Bir Kitap: Onları Ben Öldürdüm / Suat Derviş

Yazan: Arzu Ortaören -BİR KİTAP: ONLARI BEN ÖLDÜRDÜM / SUAT DERVİŞ

Bir Kitap: Onları Ben Öldürdüm / Suat Derviş

BİR KİTAP: ONLARI BEN ÖLDÜRDÜM / SUAT DERVİŞ

“O, ortadan kalkmalıydı. Çünkü o dünyada oldukça benim için her dakika bir tehlikeydi. Cinayetimi yalnız o biliyordu. Anlıyor musunuz? Onun varlığı benim hayatım için zararlıydı.”

1929-1933 yılları arasında kaleme aldığı dört hikaye okuduk sevgili Suat Derviş’in kaleminden bu kez. Karanlık, gizemli, ürküten, gotik tarzda öyküler. Türk Edebiyatında gotik/korku türünün öncüleri olan hikayeleri okurken sevgili Azime ablam, Emine ablam ve Özgün eşlik ettiler bana. Kucak dolusu sevgiler yolluyorum hepsine.

Kitaba adını veren ilk öykü; "Onları Ben Öldürdüm", en beğendiğim öykü oldu. Babasından miras kalan toprakları işlemek, çiftçilik yapmak üzere geldiği köyde gizemli bir kadınla karşılaşır genç mühendis Nedret Mahmut. Oldukça dalgın, garip halleri olan bu güzel kadın, tüm köyün saygı duyduğu, varlıklı bir ailenin yeğenidir. Bu ailenin çiftlik evinde denk geldiği genç kadın, aklına takılır Nedret'in. Bir gece arabası ile dolaşırken köy mezarlığının yakınında tekrar karşısına çıkar genç kadın ve arabaya alarak evine bırakır. Yol boyu hiç konuşmayan, gizemini koruyan bu kahramanın adı Sadiye'dir ve yağmurlu, fırtınalı bir gece çalıverir Nedret'in kapısını. Soluk soluğa Nedret'e sığınan Sadiye birilerinden kaçmaktadır. Yardım etmesi içinde bir itirafta bulunur Nedret'e. "Onları Ben Öldürdüm", bu itirafın ardından Sadiye'nin geçmişine doğru bir yolculukla devam ediyor.

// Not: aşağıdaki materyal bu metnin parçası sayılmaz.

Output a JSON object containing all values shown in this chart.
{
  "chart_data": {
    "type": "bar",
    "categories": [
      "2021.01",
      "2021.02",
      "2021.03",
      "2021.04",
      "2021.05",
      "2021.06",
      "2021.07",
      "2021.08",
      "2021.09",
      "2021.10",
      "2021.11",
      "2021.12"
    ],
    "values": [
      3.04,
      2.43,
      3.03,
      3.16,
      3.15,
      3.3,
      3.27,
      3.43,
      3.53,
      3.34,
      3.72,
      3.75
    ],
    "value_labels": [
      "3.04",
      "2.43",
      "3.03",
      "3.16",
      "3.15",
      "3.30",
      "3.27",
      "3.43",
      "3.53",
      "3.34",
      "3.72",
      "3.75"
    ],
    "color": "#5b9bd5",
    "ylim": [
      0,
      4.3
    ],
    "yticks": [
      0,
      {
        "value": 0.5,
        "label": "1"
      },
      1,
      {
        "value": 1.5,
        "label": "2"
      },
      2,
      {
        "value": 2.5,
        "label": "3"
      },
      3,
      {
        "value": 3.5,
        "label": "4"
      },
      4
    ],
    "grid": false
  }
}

Bir diğer öykü; "Mumya" da oldukça tedirgin edici, gizemli. Büyük bir köşkün, karanlık bir odasında ölmekte olan yaşlı bir adam ve adamın  son sözlerini duymayı bekleyen bir genç kız etrafında geçen konusuyla, bir kaç yıl sonra Suat hanımın kaleme alacağı "Dirilen Mumya" adlı kitabının da ilham kaynağı.

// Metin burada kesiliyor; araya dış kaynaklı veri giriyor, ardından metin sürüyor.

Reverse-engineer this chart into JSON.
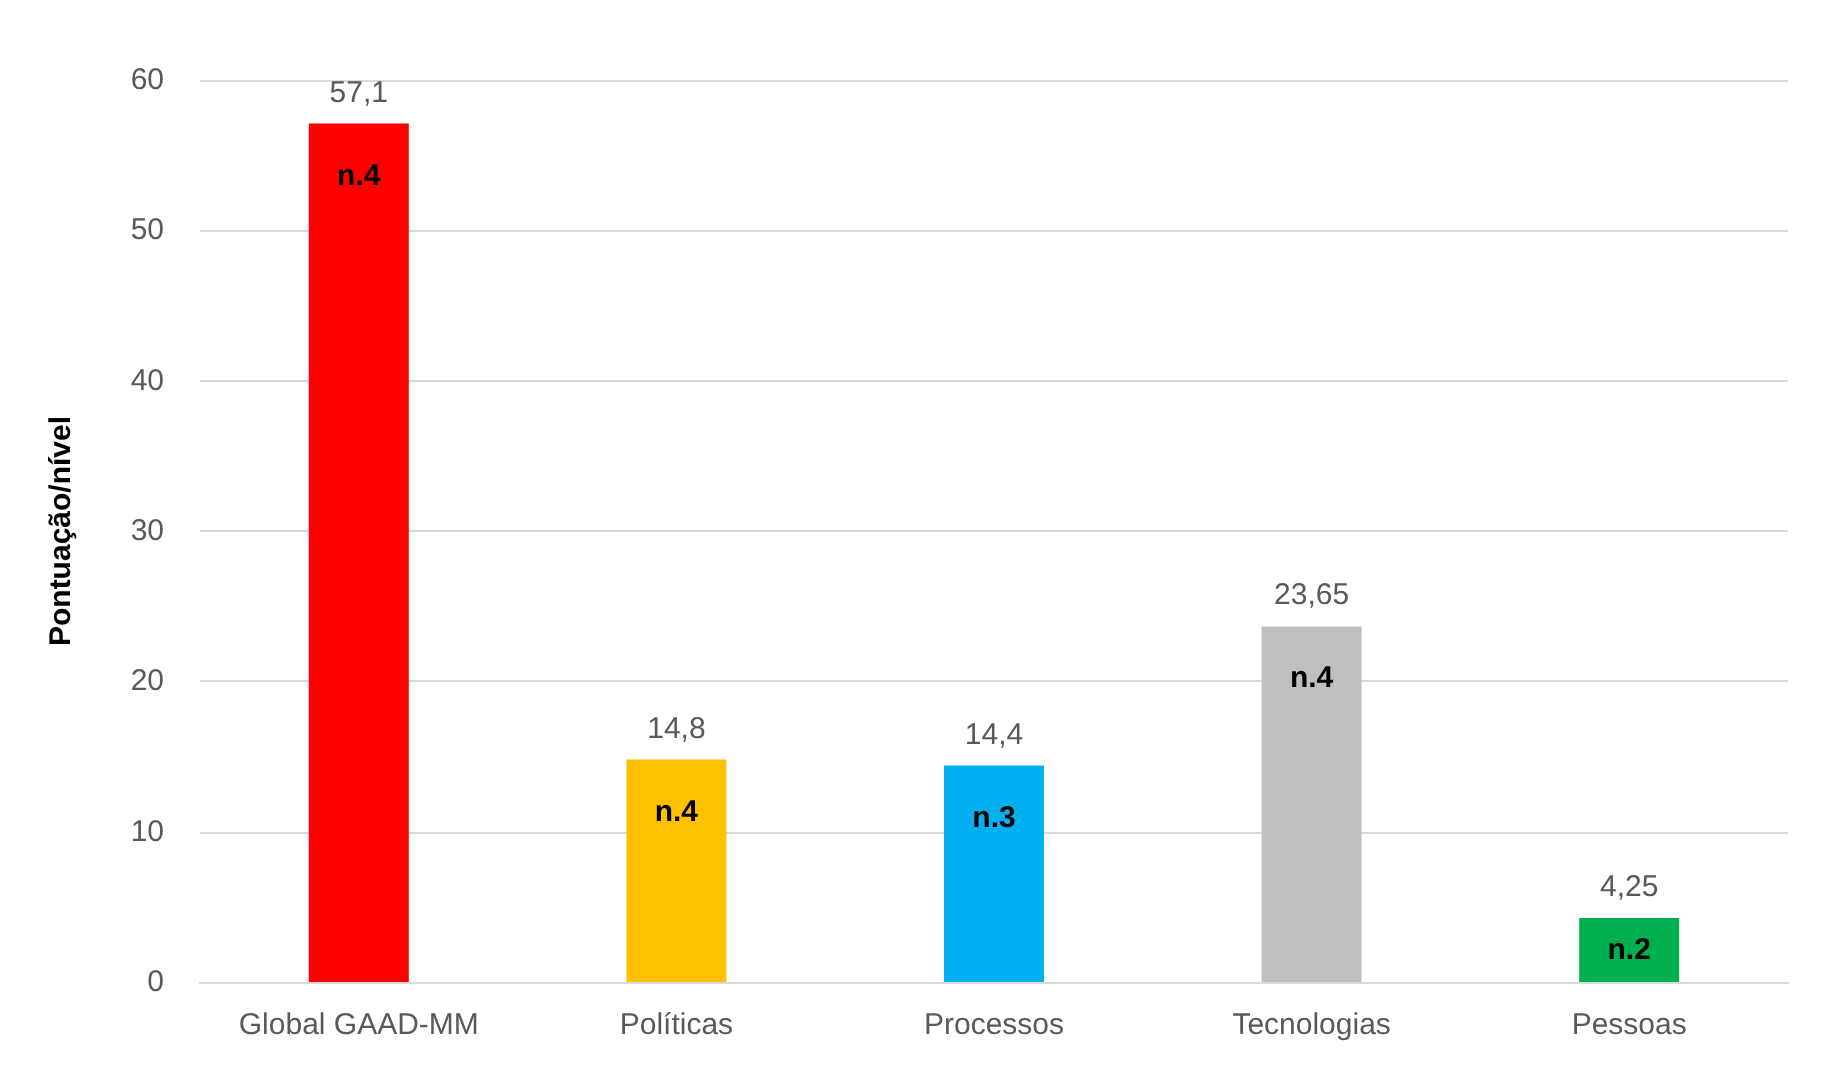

"Hikayesi..." ve "Bakışları" adlı diğer öykülerde de devam eden karanlık, ürküten, kan ve ölüm kokan, tekinsiz satırlar benim için biraz sönük kaldı.

N.Didem Düz'ün son sözü ile bitiyor bu kitap. Son sözde de belirtildiği gibi gotik tarzın öncülerinden Suat hanım, her ne kadar adı anılmasa da. Daha önce okuduğum "Kara Kitap" eserinde yer alan; "Buhran Gecesi", "Ne Bir Ses Ne Bir Nefes" ve "Fatma'nın Günahı"  bu tarzın örneklerinden. Hep dediğim gibi tanışın bu özel kadınla mutlaka.